Almost 15 years ago, Netflix first offered subscribers the option to stream movies and TV shows directly over the internet. At the time it was exciting and a free extra for all customers with sufficient internet connections. But it only offered around 1,000 movies to stream versus a DVD library of 70,000 at the time. That DVD library topped 100,000 a few years later, a treasure I don’t think the millions of us who used it at the time fully appreciated. The perception is Netflix has a much larger streaming library now than it did 15 years ago. And it does. But it’s only about four times larger for U.S. viewers now than it was then. I couldn’t find exact numbers on Netflix’s current DVD library, but the general consensus among industry experts is that it has shrunk by a lot, but is still certainly bigger than the streaming library.

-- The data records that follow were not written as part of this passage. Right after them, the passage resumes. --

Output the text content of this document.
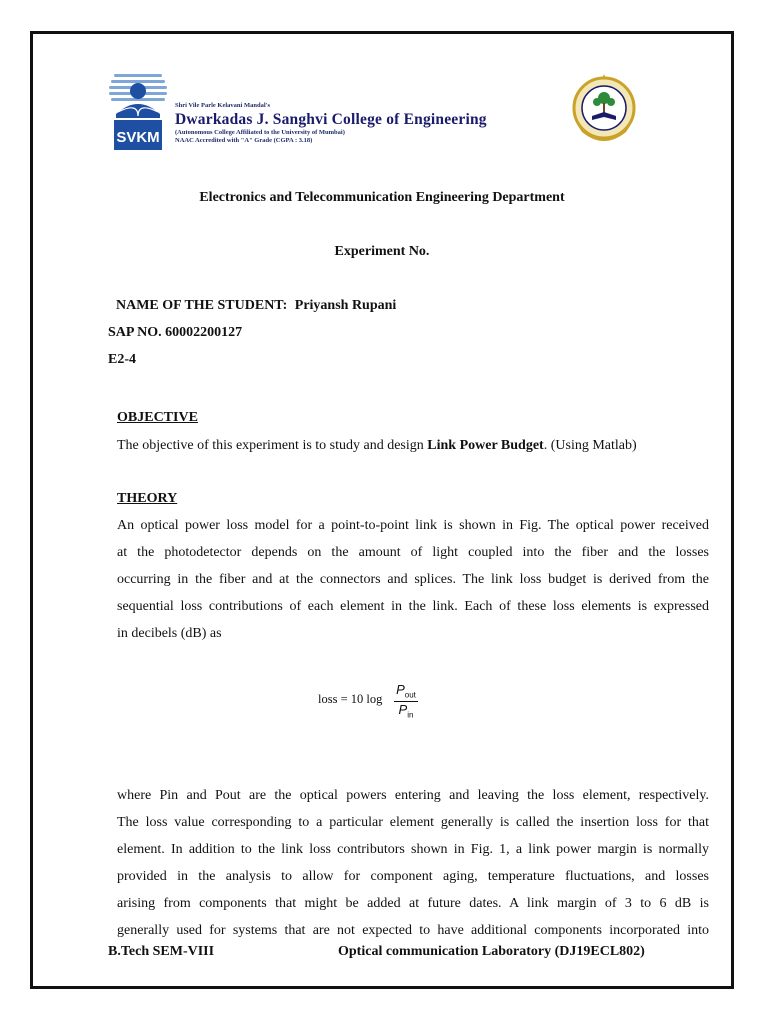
SVKM
Shri Vile Parle Kelavani Mandal's
Dwarkadas J. Sanghvi College of Engineering
(Autonomous College Affiliated to the University of Mumbai)
NAAC Accredited with "A" Grade (CGPA : 3.18)
Electronics and Telecommunication Engineering Department
Experiment No.
NAME OF THE STUDENT: Priyansh Rupani
SAP NO. 60002200127
E2-4
OBJECTIVE
The objective of this experiment is to study and design Link Power Budget. (Using Matlab)
THEORY
An optical power loss model for a point-to-point link is shown in Fig. The optical power received
at the photodetector depends on the amount of light coupled into the fiber and the losses
occurring in the fiber and at the connectors and splices. The link loss budget is derived from the
sequential loss contributions of each element in the link. Each of these loss elements is expressed
in decibels (dB) as
loss = 10 log
$P_{out}$
$P_{in}$
where Pin and Pout are the optical powers entering and leaving the loss element, respectively.
The loss value corresponding to a particular element generally is called the insertion loss for that
element. In addition to the link loss contributors shown in Fig. 1, a link power margin is normally
provided in the analysis to allow for component aging, temperature fluctuations, and losses
arising from components that might be added at future dates. A link margin of 3 to 6 dB is
generally used for systems that are not expected to have additional components incorporated into
B.Tech SEM-VIII	Optical communication Laboratory (DJ19ECL802)
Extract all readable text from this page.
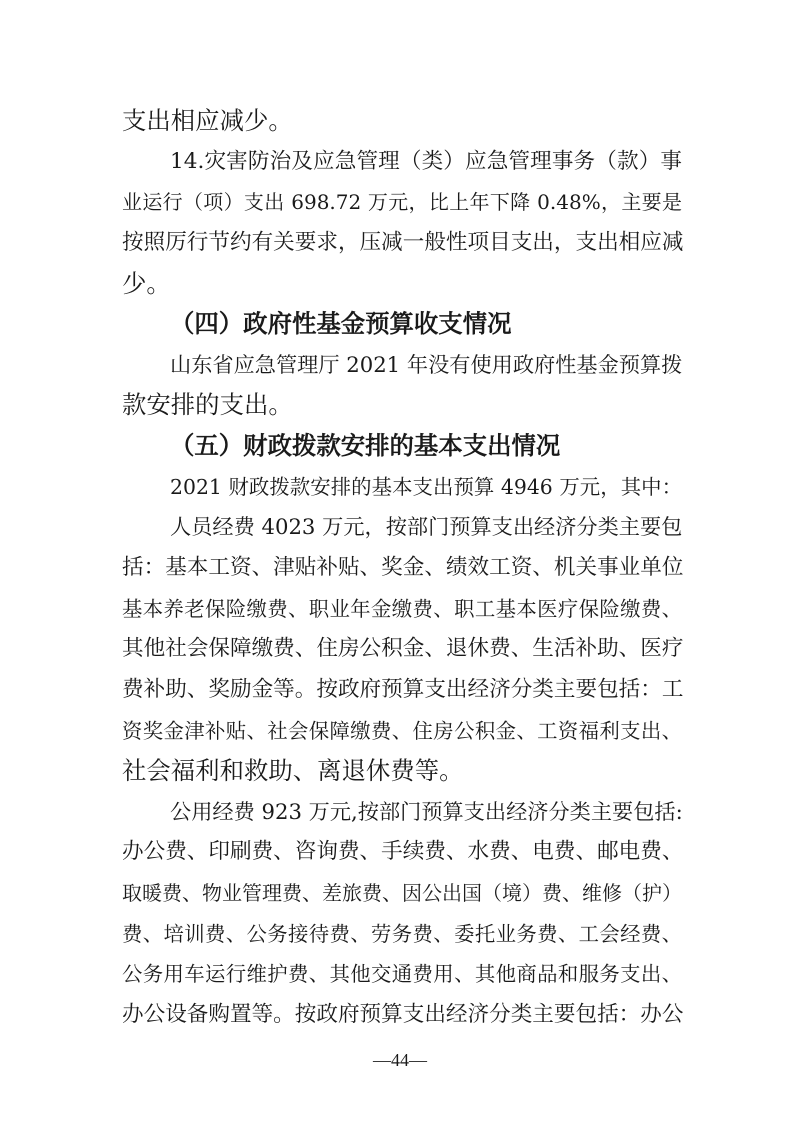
支出相应减少。
14.灾害防治及应急管理（类）应急管理事务（款）事
业运行（项）支出 698.72 万元，比上年下降 0.48%，主要是
按照厉行节约有关要求，压减一般性项目支出，支出相应减
少。
（四）政府性基金预算收支情况
山东省应急管理厅 2021 年没有使用政府性基金预算拨
款安排的支出。
（五）财政拨款安排的基本支出情况
2021 财政拨款安排的基本支出预算 4946 万元，其中：
人员经费 4023 万元，按部门预算支出经济分类主要包
括：基本工资、津贴补贴、奖金、绩效工资、机关事业单位
基本养老保险缴费、职业年金缴费、职工基本医疗保险缴费、
其他社会保障缴费、住房公积金、退休费、生活补助、医疗
费补助、奖励金等。按政府预算支出经济分类主要包括：工
资奖金津补贴、社会保障缴费、住房公积金、工资福利支出、
社会福利和救助、离退休费等。
公用经费 923 万元,按部门预算支出经济分类主要包括:
办公费、印刷费、咨询费、手续费、水费、电费、邮电费、
取暖费、物业管理费、差旅费、因公出国（境）费、维修（护）
费、培训费、公务接待费、劳务费、委托业务费、工会经费、
公务用车运行维护费、其他交通费用、其他商品和服务支出、
办公设备购置等。按政府预算支出经济分类主要包括：办公
—44—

Over the years, I have found myself switching back and forth between these two ways of watching movies. They are, of course, not mutually exclusive; one can stream to their heart’s desire for an immediate fix while maintaining a Netflix DVD queue. But when I only stream, I find myself longing for Netflix’s DVD service. And when I use the DVD service, I no longer care about streaming, because I pretty much always have a movie to watch on hand that I actually want to watch.

The fundamental difference between Netflix DVDs and streaming is about who is choosing the movies. In streaming services, the company is playing a massive role in choosing the movies you watch. The company is in many cases buying intellectual property and producing its own content based in part on the types of movies its customers have watched in the past. The company is buying existing libraries it can license. And the company is designing the algorithm to surface the content it wants to surface, even if it keeps telling me to watch the same movies over and over again that I either don’t want to watch or have already seen, often burying films I actually do want to watch in impossibly dense menus and cumbersome scrolling functions. The various streaming companies do this because they do not actually have that many movies available to stream, it would be too expensive to have a lot more of them, so they nudge us to watch the same couple hundred movies, tv shows, and original content over and over again.

But it’s not just about the absolute number of films available. It is also about the experience. When Netflix serves me up a platter of a few dozen movies to scroll between, choosing one feels more like settling than selecting. I guess this looks fine, I say to myself over and over. It used to be so much better. When I get a DVD in the mail, it still is.